I can't rest soundly most nights. That's assuming I can get into my lonely puddle in my now uneven bed. All to myself now. Not even our cat Randy will get in the bed now. He knows somethings wrong. I do too.

Instead of sulking in my lonely one bedroom apartment I decide to go into the late night and take some pictures. Maybe I can empty my mind and fill my camera roll with some somber memories tonight. Randy wasn't feeling particularly photogenic.

I walk down an oddly empty street considering it's a Friday night. I would be working at the bar tonight but my boss understands my situation. It's funny because I don't quite understand my situation but at least I get to be alone for a while. Alone at least.

A roaring train passes above me, screeching it's connection to the tracks for the whole city to hear while the city makes its own noise somewhere in an alleyway. Maybe my husband was murdered in a quiet alley. That's fucked up. Is the thought what twists my gut or is the idea of taking someone's life what finally pushes me to throw up on a pile of trash that must've barely missed the trash can.
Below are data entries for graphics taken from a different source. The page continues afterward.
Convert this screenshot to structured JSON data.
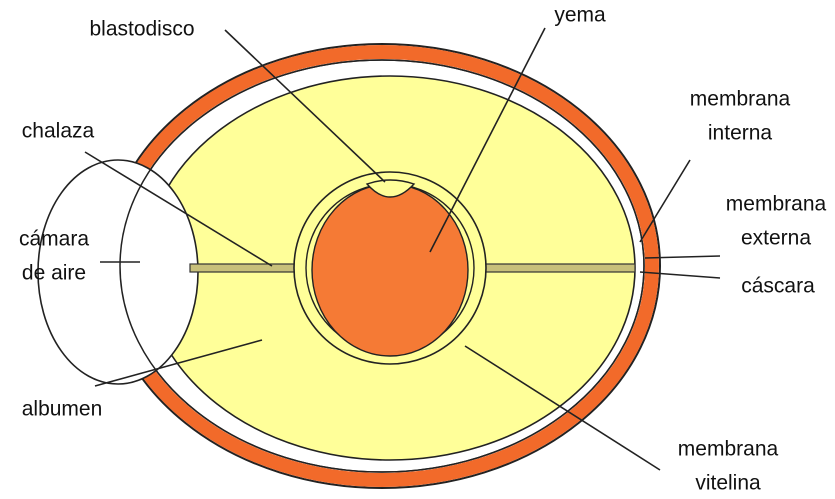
{
  "nodes": [
    {
      "lines": [
        "blastodisco"
      ]
    },
    {
      "lines": [
        "yema"
      ]
    },
    {
      "lines": [
        "membrana",
        "interna"
      ]
    },
    {
      "lines": [
        "chalaza"
      ]
    },
    {
      "lines": [
        "membrana",
        "externa"
      ]
    },
    {
      "lines": [
        "cámara",
        "de aire"
      ]
    },
    {
      "lines": [
        "cáscara"
      ]
    },
    {
      "lines": [
        "albumen"
      ]
    },
    {
      "lines": [
        "membrana",
        "vitelina"
      ]
    }
  ]
}
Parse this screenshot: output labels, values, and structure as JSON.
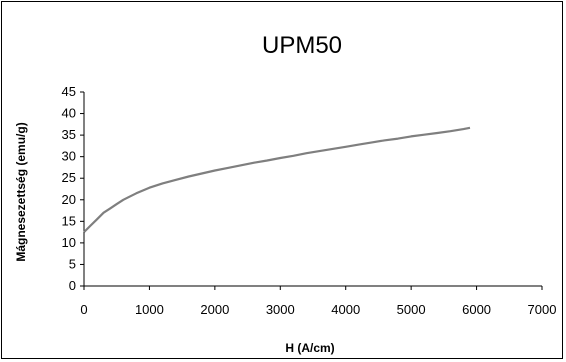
{
  "chart_data": {
    "type": "line",
    "title": "UPM50",
    "xlabel": "H (A/cm)",
    "ylabel": "Mágnesezettség (emu/g)",
    "xlim": [
      0,
      7000
    ],
    "ylim": [
      0,
      45
    ],
    "x_ticks": [
      "0",
      "1000",
      "2000",
      "3000",
      "4000",
      "5000",
      "6000",
      "7000"
    ],
    "y_ticks": [
      "0",
      "5",
      "10",
      "15",
      "20",
      "25",
      "30",
      "35",
      "40",
      "45"
    ],
    "grid": false,
    "legend": "none",
    "series": [
      {
        "color": "#7f7f7f",
        "x": [
          0,
          100,
          200,
          300,
          400,
          500,
          600,
          800,
          1000,
          1200,
          1400,
          1600,
          1800,
          2000,
          2200,
          2400,
          2600,
          2800,
          3000,
          3200,
          3400,
          3600,
          3800,
          4000,
          4200,
          4400,
          4600,
          4800,
          5000,
          5200,
          5400,
          5600,
          5800,
          5900
        ],
        "y": [
          12.5,
          14.0,
          15.5,
          17.0,
          18.0,
          19.0,
          20.0,
          21.5,
          22.8,
          23.8,
          24.6,
          25.4,
          26.1,
          26.8,
          27.4,
          28.0,
          28.6,
          29.1,
          29.7,
          30.2,
          30.8,
          31.3,
          31.8,
          32.3,
          32.8,
          33.3,
          33.8,
          34.2,
          34.7,
          35.1,
          35.5,
          35.9,
          36.4,
          36.7
        ]
      }
    ]
  }
}
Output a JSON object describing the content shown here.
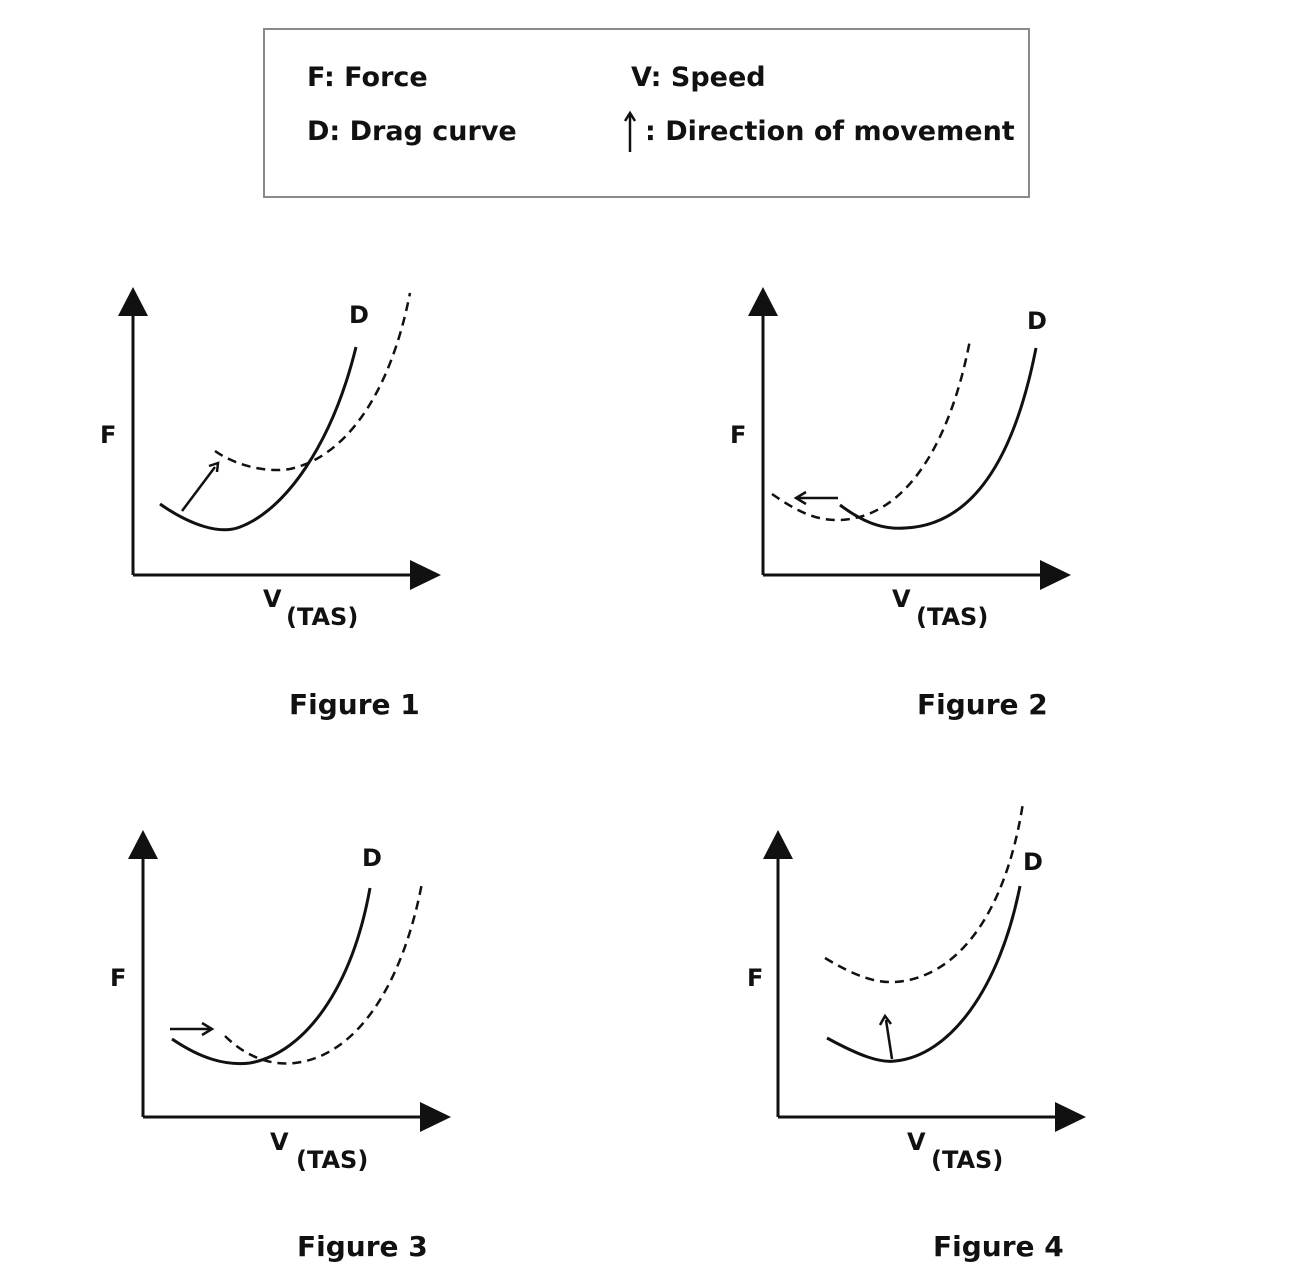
{
  "legend": {
    "force": "F: Force",
    "drag": "D: Drag curve",
    "speed": "V: Speed",
    "direction": ": Direction of movement"
  },
  "axis_labels": {
    "y": "F",
    "x": "V",
    "x_sub": "(TAS)"
  },
  "curve_label": "D",
  "figures": [
    {
      "caption": "Figure 1",
      "shift": "up-right"
    },
    {
      "caption": "Figure 2",
      "shift": "left"
    },
    {
      "caption": "Figure 3",
      "shift": "right"
    },
    {
      "caption": "Figure 4",
      "shift": "up"
    }
  ],
  "colors": {
    "ink": "#111111",
    "legend_border": "#8a8a8a"
  }
}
As I look up dizzily from my pile of stomach acid I see a kid looking at me with intense stillness. I can't catch my breath or clear my mouth of saliva enough to tell it to go away but when my vision comes back I realize that I'm not really sure it's a kid. It's too dark to see clearly but why the hell would a kid just be out at 11 at night? Has someone been following me then?

The shadowed figure peered from the shadow beyond the street lights and the sight became whole. It was no child or stalker, but rather a pair of disembodied legs, stumbling out from the void. Where was his upper half? It has to have been a he the way his exposed tattered legs were never scarce of hair and even less scarce of  wounds from whatever accident severed this man from completion. His gray skin and open sores peered into me as I stared it down. Mutual stillness.

I hesitate to run in this situation but as soon as the figure takes a stilted hobble out of the light I trip backwards and look upwards at what could only be a personal sign from the devil. A slow wobble takes the uneven figure toppling which lets my brain fire up long enough to claw my way up and run for dear life.